Otto se desespera, no la encuentra, tiene que encontrar su nariz roja de payaso para que el espectáculo pueda continuar, pues se entiende que esas redondas y rojizas narices indispensables para los payasos.

Otto.

Vaya emoción. Y fiesta y alegría. Eso de que desde tu asiento veas a niños con una sonrisa bien plantada en el rostro unos días antes del Día del Niño y de la Niña te provoca algo de esperanzas un poquito más lejos de los satélites en que seguramente vuelan no los que reparten propaganda política, que lo hacen por necesidad de unos pesitos, sino los que desde atrás mueven el escenario como marionetas.

Y los niños están que no se la creen en verdad: de entrada, el escenario del enorme teatro Julio Castillo del Centro Cultural del Bosque, en la Ciudad de México, es algo así como una pista de aterrizaje para una nave espacial que va a entrar por la puerta y parece que el escenario se quema de a mentis con tanta luz amarilla de estadio en pleno agasajo de un clásico.

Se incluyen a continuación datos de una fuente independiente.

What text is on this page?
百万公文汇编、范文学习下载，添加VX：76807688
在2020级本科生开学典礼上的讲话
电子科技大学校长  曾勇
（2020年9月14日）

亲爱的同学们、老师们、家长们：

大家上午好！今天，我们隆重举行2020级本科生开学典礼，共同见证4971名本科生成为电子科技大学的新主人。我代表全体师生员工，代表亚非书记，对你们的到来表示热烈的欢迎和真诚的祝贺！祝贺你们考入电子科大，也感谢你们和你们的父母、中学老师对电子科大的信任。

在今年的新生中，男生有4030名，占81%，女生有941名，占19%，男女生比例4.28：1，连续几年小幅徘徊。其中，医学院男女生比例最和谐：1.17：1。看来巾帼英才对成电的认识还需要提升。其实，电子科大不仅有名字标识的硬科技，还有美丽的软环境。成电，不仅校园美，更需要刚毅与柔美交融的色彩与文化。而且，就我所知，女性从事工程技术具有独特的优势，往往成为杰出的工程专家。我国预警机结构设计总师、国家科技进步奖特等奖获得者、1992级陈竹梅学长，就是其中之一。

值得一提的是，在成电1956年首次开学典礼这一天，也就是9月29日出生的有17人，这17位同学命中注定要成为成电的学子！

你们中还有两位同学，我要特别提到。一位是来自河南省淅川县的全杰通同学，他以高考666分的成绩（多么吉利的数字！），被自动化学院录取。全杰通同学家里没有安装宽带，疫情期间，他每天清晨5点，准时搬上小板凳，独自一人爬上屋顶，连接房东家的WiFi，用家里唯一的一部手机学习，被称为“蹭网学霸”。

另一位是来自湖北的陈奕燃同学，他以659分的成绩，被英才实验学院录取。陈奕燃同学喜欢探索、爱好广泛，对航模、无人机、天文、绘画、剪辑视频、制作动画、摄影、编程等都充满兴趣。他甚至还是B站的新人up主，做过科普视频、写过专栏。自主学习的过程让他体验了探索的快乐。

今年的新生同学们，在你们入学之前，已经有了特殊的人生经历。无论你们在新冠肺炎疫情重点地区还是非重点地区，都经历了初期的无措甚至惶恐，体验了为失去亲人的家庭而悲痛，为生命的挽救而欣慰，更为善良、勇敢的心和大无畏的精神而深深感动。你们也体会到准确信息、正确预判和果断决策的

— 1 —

Otto, ese personaje que ya mero se va, así es como comienza todo, se reconoce frente a los niños, toca sus piernas, sus brazos, todo perfecto, su rostro, todo perfecto, y al llegar a su nariz nota que le falta algo, así que ni modo…

Los músicos.

Ya con eso los niños se inquietan, se mueven en sus asientos, se paran, unos cuantos pasos, regresan a convocatoria de sus papás, de sus mamás, es obvio que ellos ya quieren que empiece, porque a un adulto lo engañas de cien mil y una maneras, pero a un niño, cuándo, ni yendo a bailar a Chalma, por eso es que ya se inquietan, aunque las luces amarillentas los apantallen, ellos van por otra carretera, esperan algo más y claro, es la bienvenida del gran Otto, un muy buen espectáculo infantil presentado por La Bomba Teatro, vaya si son explosivos, y Aziz Gual, pero con un elemento que se suma a Otto y su obra y su mágica y especial compañía, porque sí, hay que decirlo, todos los que aparecen en Otto lo son, y ahora sí comienza lo que dramatúrgicamente parece un final: Otto, ese personaje que ya mero se va, así es como comienza todo, se reconoce frente a los niños, toca sus piernas, sus brazos, todo perfecto, su rostro, todo perfecto, y al llegar a su nariz nota que le falta algo, así que ni modo, Otto atraviesa fronteras y países, toma la mano del gran Nikolái Gógol y su devastadora narrativa y acude en busca de ayuda, pues si Gógol nos presenta a ese funcionario que un buen día pierde su nariz, Otto se desespera, no la encuentra, tiene que encontrar su nariz roja de payaso para que el espectáculo pueda continuar, pues se entiende que esas redondas y rojizas narices indispensables para los payasos, al menos para Otto lo es, son el alma mismísima del cowboy que aparece a la entrada del pueblo dispuesto no a asaltar la comisaría, que ésa ya la han asaltado un montonal de veces, pero sí aquel sótano donde, él lo sabe, guardan los lingotes de oro que dejó la ocasión aquella que en las arenas del desierto atracó un bucanero lleno de piratas con tres patas de palo, ahora sí se emocionan los niños y las niñas y, lo mejor de todo: hasta este punto Otto no ha dicho ni una sola palabra.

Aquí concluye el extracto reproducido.